Background:Impaired beta-adrenergic receptor (beta 1 and beta 2AR) function following hypoxia underlies ischemic heart failure/stroke. Activation of PI3K gamma (phosphoinositide 3-kinase gamma) by beta-adrenergic receptor leads to feedback regulation of the receptor by hindering beta-adrenergic receptor dephosphorylation through inhibition of PP2A (protein phosphatase 2A). However, little is known about PI3K gamma feedback mechanism in regulating hypoxia-mediated beta 1 and beta 2AR dysfunction and cardiac remodeling. Methods:Human embryonic kidney 293 cells or mouse adult cardiomyocytes and C57BL/6 (WT) or PI3K gamma knockout (KO) mice were subjected to hypoxia. Cardiac plasma membranes and endosomes were isolated and evaluated for beta 1 and beta 2AR density and function, PI3K gamma activity and beta 1 and beta 2AR-associated PP2A activity. Metabolic labeling was performed to assess beta 1 and beta 2AR phosphorylation and epinephrine/norepinephrine levels measured post-hypoxia. Results:Hypoxia increased beta 1 and beta 2AR phosphorylation, reduced cAMP, and led to endosomal accumulation of phosphorylated beta 2ARs in human embryonic kidney 293 cells and WT cardiomyocytes. Acute hypoxia in WT mice resulted in cardiac remodeling and loss of adenylyl cyclase activity associated with increased beta 1 and beta 2AR phosphorylation. This was agonist-independent as plasma and cardiac epinephrine and norepinephrine levels were unaltered.
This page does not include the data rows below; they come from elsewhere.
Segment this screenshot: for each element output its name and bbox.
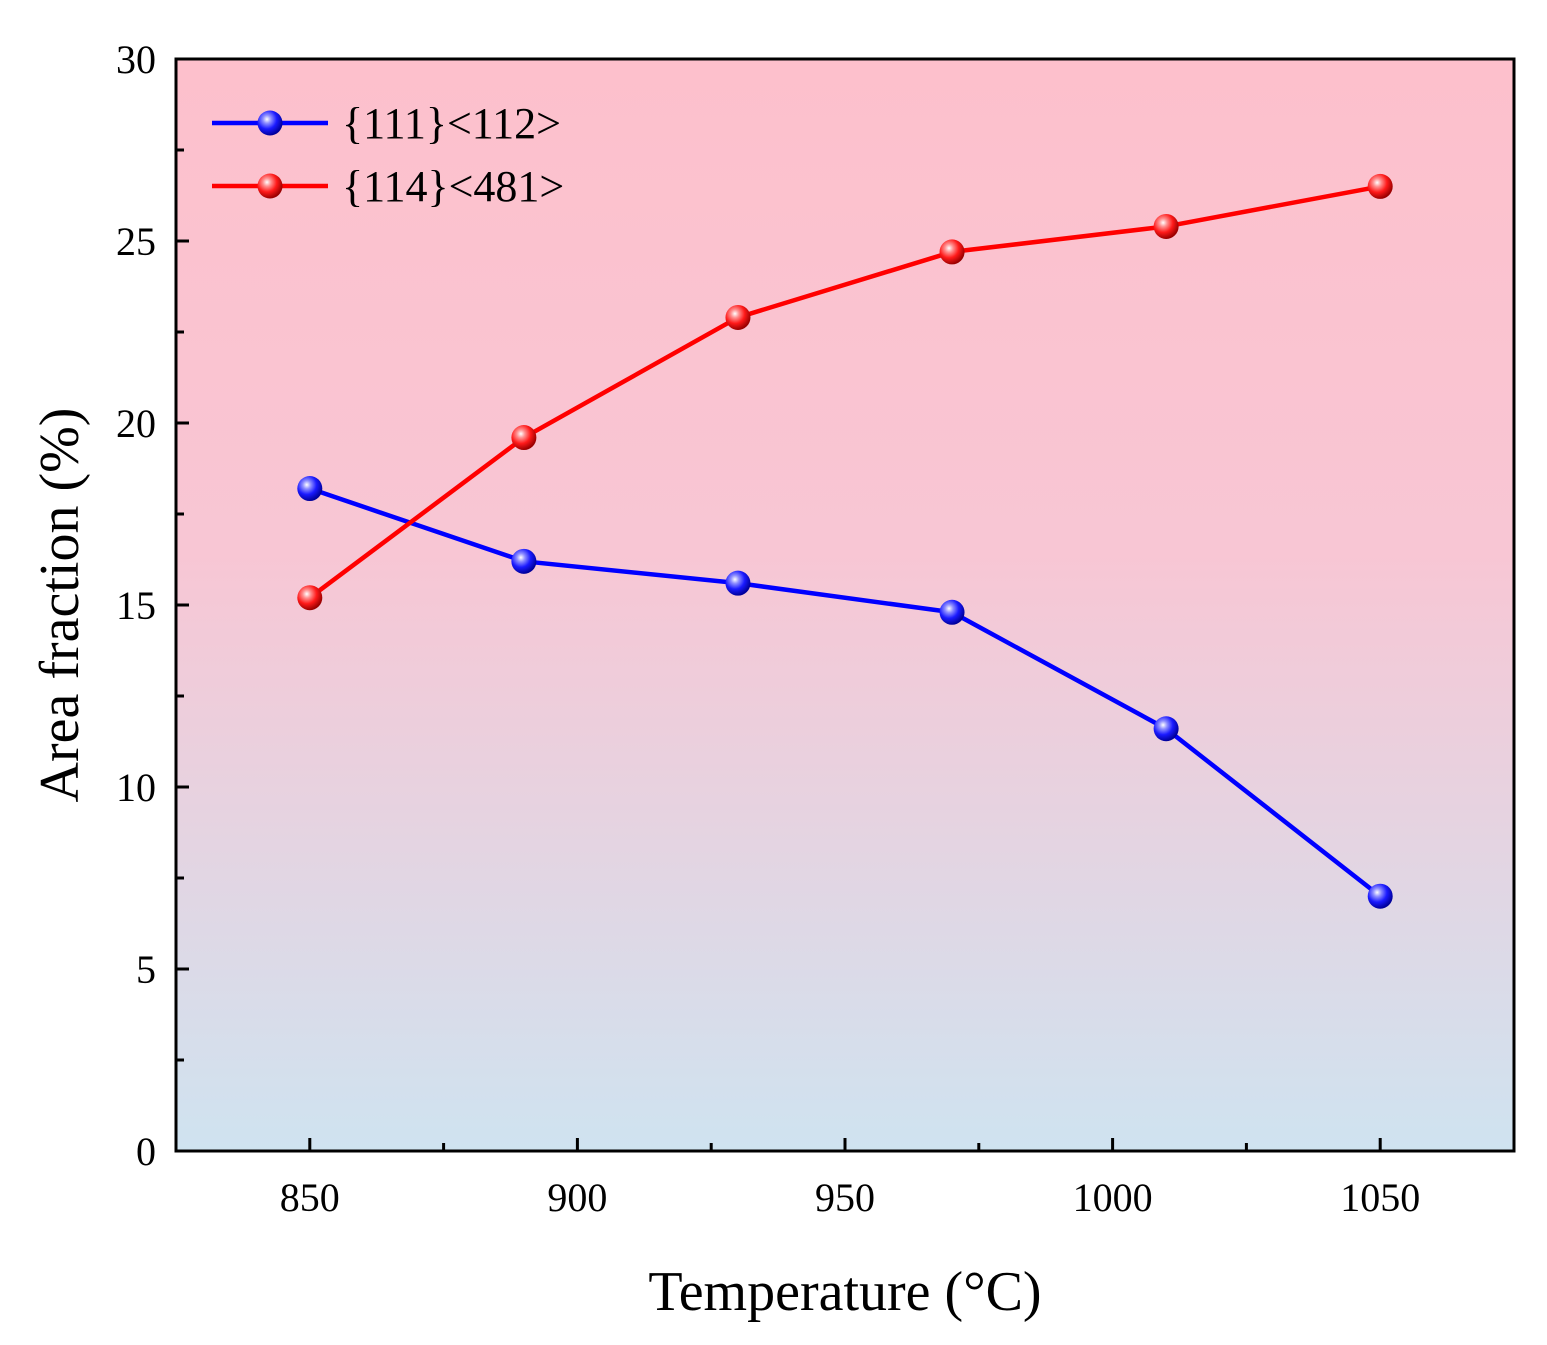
data-point <box>297 585 323 611</box>
y-tick-label: 5 <box>136 947 156 992</box>
x-tick-label: 1050 <box>1340 1175 1420 1220</box>
x-tick-label: 850 <box>280 1175 340 1220</box>
data-point <box>939 599 965 625</box>
y-axis-title: Area fraction (%) <box>29 408 91 803</box>
legend-marker <box>257 173 283 199</box>
data-point <box>725 304 751 330</box>
legend: {111}<112> {114}<481> <box>212 99 564 211</box>
y-tick-label: 15 <box>116 583 156 628</box>
series-line <box>309 486 1382 898</box>
y-tick-label: 10 <box>116 765 156 810</box>
data-point <box>1367 173 1393 199</box>
data-point <box>939 239 965 265</box>
y-tick-label: 30 <box>116 37 156 82</box>
y-tick-label: 20 <box>116 401 156 446</box>
legend-marker <box>257 110 283 136</box>
data-point <box>1153 716 1179 742</box>
legend-label: {111}<112> <box>342 99 561 148</box>
legend-entry-2: {114}<481> <box>212 162 564 211</box>
data-point <box>511 425 537 451</box>
plot-frame <box>174 57 1516 1153</box>
plot-background <box>176 59 1514 1151</box>
data-point <box>511 548 537 574</box>
x-tick-label: 950 <box>815 1175 875 1220</box>
axes-layer: 850 900 950 1000 1050 0 5 10 15 20 25 30 <box>116 37 1420 1220</box>
series-2 <box>297 173 1393 611</box>
data-point <box>1153 213 1179 239</box>
legend-entry-1: {111}<112> <box>212 99 561 148</box>
data-point <box>725 570 751 596</box>
x-tick-label: 900 <box>547 1175 607 1220</box>
data-point <box>297 476 323 502</box>
y-tick-label: 0 <box>136 1129 156 1174</box>
x-axis-title: Temperature (°C) <box>648 1261 1041 1323</box>
y-tick-label: 25 <box>116 219 156 264</box>
data-point <box>1367 883 1393 909</box>
x-tick-label: 1000 <box>1073 1175 1153 1220</box>
series-line <box>308 184 1381 600</box>
series-1 <box>297 476 1393 909</box>
series-layer <box>297 173 1393 909</box>
legend-label: {114}<481> <box>342 162 564 211</box>
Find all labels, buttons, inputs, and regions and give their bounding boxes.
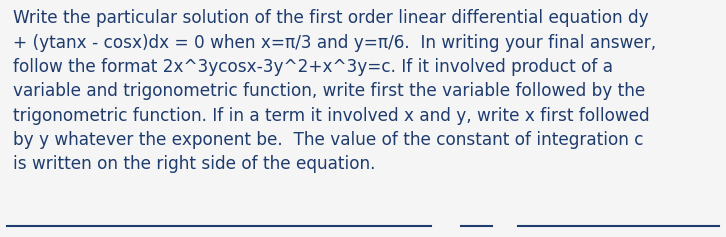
Text: Write the particular solution of the first order linear differential equation dy: Write the particular solution of the fir… [13, 9, 656, 173]
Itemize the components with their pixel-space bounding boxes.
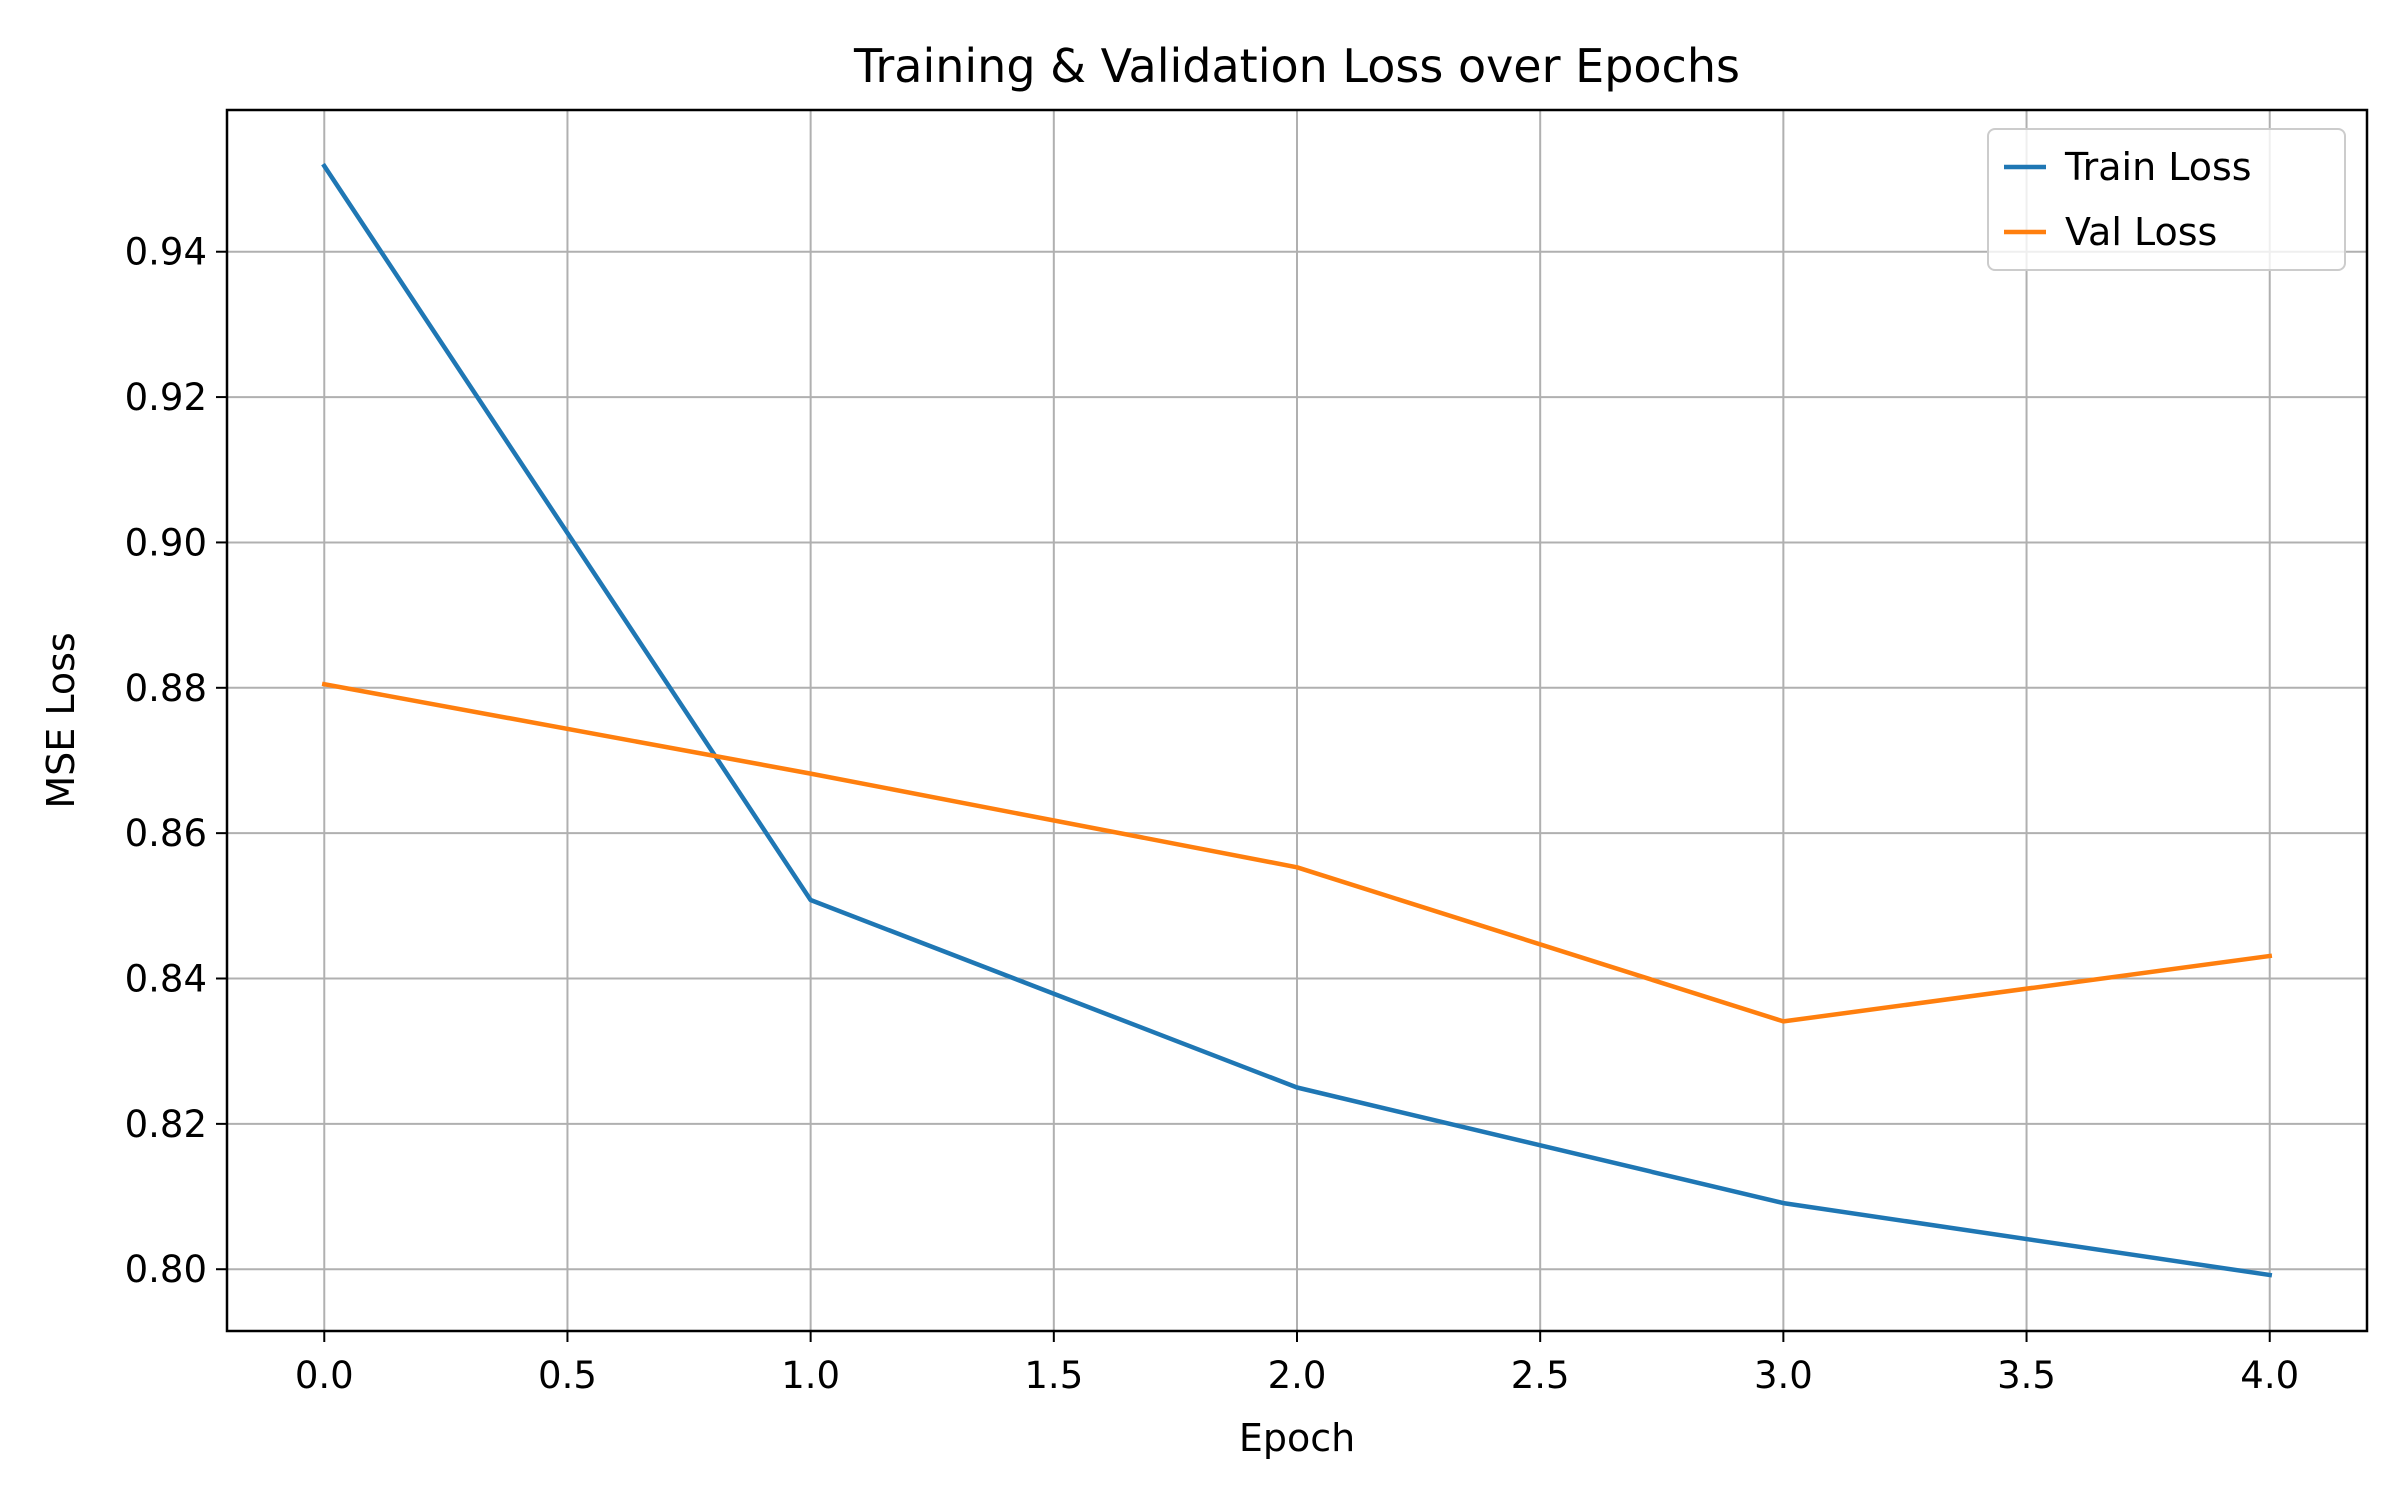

Unexpectedly, PI3K gamma activity was selectively increased in the endosomes of human embryonic kidney 293 cells and WT hearts post-hypoxia. Endosomal beta 1- and beta 2AR-associated PP2A activity was inhibited upon hypoxia in human embryonic kidney 293 cells and WT hearts showing regulation of beta-adrenergic receptors by PI3K gamma. This was accompanied with phosphorylation of endogenous inhibitor of protein phosphatase 2A whose phosphorylation by PI3K gamma inhibits PP2A. Increased beta 1 and beta 2AR-associated PP2A activity, decreased beta-adrenergic receptor phosphorylation, and normalized cardiac function was observed in PI3K gamma KO mice despite hypoxia. Compared to WT, PI3K gamma KO mice had preserved cardiac response to challenge with beta 1AR-selective agonist dobutamine post-hypoxia. Conclusions:Agonist-independent activation of PI3K gamma underlies hypoxia sensing as its ablation leads to reduction in beta 1- and beta 2AR phosphorylation and amelioration of cardiac dysfunction.